It surely helped that in the afternoon of the budget hearing – precisely at 4:30 pm in the Strategic Planning and Government Operations Committee (SPAGO) – two commissioners and at least one city mayor (South Miami’s Phillip Stoddard) argued forcefully for a budget allocation of $500,000.

Alas, in an eleventh-hour amendment to the budget, Mayor Gimenez caved in and earmarked $300,000 for that purpose – not what Commissioner Levine-Cava and I argued for, but at least a start.

This did not satisfy most of the speakers at the actual budget hearing, which began minutes after 5:00 PM and lasted for over five hours on September 17, 2015. Particularly poignant was the testimony of a handful of students from Palmer Trinity and another handful from MAST Academy.

The concern of both students and activists can best be illustrated by the two graphs shown below. The first depicts sea level rise as measured during the last century. It shows a near-perfect straight line that ascends at a precise rate of 3 mm/year. Extrapolating from this set of data, it would take about one hundred years for sea level to rise just one foot.

More troubling is the second graph (below) which concentrates on the last 18 years and measures sea level at a specific location, whose proximity to all of us makes this what we can call the “graph-of-serious-concern.” The average increase over the last five years is 1.2 inches (3.2258 cm) per year, which is more than ten times the historical 100 year slope.

The reason I say that is evident from the numbers shown in the graph, which show what could be an exponential rise in the extrapolated curve, such that we could see a foot or more of sea-level rise in the next 35 years, rather than in the next century.

18-Year Trend from University of Miami’s Rosenstiel School of Marine & Atmospheric Science (Virginia Key):

And it gets more troublesome than that after 2050, if the exponential trend were to take hold.
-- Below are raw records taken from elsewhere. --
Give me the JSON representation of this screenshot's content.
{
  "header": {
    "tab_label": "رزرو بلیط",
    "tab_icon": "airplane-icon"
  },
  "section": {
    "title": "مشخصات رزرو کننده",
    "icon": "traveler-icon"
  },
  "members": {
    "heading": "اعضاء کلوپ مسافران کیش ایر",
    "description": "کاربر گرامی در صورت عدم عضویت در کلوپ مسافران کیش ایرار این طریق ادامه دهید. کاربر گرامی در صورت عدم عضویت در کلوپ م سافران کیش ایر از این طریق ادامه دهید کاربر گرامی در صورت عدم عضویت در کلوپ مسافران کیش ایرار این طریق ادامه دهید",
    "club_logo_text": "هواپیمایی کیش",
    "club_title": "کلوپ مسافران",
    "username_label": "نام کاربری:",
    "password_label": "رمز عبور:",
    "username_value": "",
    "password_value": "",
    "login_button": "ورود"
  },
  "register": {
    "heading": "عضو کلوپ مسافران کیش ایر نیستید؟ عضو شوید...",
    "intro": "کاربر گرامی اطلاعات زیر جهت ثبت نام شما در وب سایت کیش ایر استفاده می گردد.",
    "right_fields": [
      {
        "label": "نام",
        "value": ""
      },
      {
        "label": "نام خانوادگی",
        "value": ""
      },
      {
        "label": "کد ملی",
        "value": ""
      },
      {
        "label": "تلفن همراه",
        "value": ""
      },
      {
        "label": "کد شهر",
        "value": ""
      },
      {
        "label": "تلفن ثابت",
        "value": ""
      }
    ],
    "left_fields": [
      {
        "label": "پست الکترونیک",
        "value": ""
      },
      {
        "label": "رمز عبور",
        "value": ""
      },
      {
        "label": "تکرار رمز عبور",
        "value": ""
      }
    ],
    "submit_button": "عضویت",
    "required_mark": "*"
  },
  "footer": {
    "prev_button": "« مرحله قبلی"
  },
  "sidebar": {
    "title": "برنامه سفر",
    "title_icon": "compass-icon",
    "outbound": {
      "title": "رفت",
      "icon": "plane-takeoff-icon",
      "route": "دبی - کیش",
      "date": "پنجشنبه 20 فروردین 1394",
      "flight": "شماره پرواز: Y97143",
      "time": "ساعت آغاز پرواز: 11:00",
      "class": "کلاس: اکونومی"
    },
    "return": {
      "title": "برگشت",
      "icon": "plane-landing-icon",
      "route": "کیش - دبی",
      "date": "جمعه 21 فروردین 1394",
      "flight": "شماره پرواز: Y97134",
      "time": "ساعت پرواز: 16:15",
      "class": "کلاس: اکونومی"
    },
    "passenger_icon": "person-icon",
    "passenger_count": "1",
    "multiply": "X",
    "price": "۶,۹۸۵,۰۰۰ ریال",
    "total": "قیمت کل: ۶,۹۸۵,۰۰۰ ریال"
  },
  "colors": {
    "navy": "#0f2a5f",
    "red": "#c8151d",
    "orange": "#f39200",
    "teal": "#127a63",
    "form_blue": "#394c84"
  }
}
This is the quandary that faces our region, which has been called “Ground Zero” in what could be a serious environmental problem for low-lying areas like Miami-Dade.

Before the budget hearings even took place, I had begun discussions with the University of Miami’s administrators, with the purpose of funding one or more scholarships for those students who best predict the sea level, as will be measured at the Rosenstiel School in five years from the last readings (2014). Students will be challenged to predict the rising of the sea a level between 2014 and 2019.

I also intend to bring the idea to Palmer Trinity School, MAST Academy, and any high school that wishes to engage its students in this issue and in the serious study of actual, measurable observations. That way the discussion can take a truly scientific vein, and not be mired in blaming politicians for their inaction.

Through private sources, I plan to initiate the scholarship fund with a $5,000 donation. I am hoping to match or exceed that with donations from others of greater means.

Miami-Dade will henceforth distinguish itself for its action, rather than its inaction in the sea-level rise reality.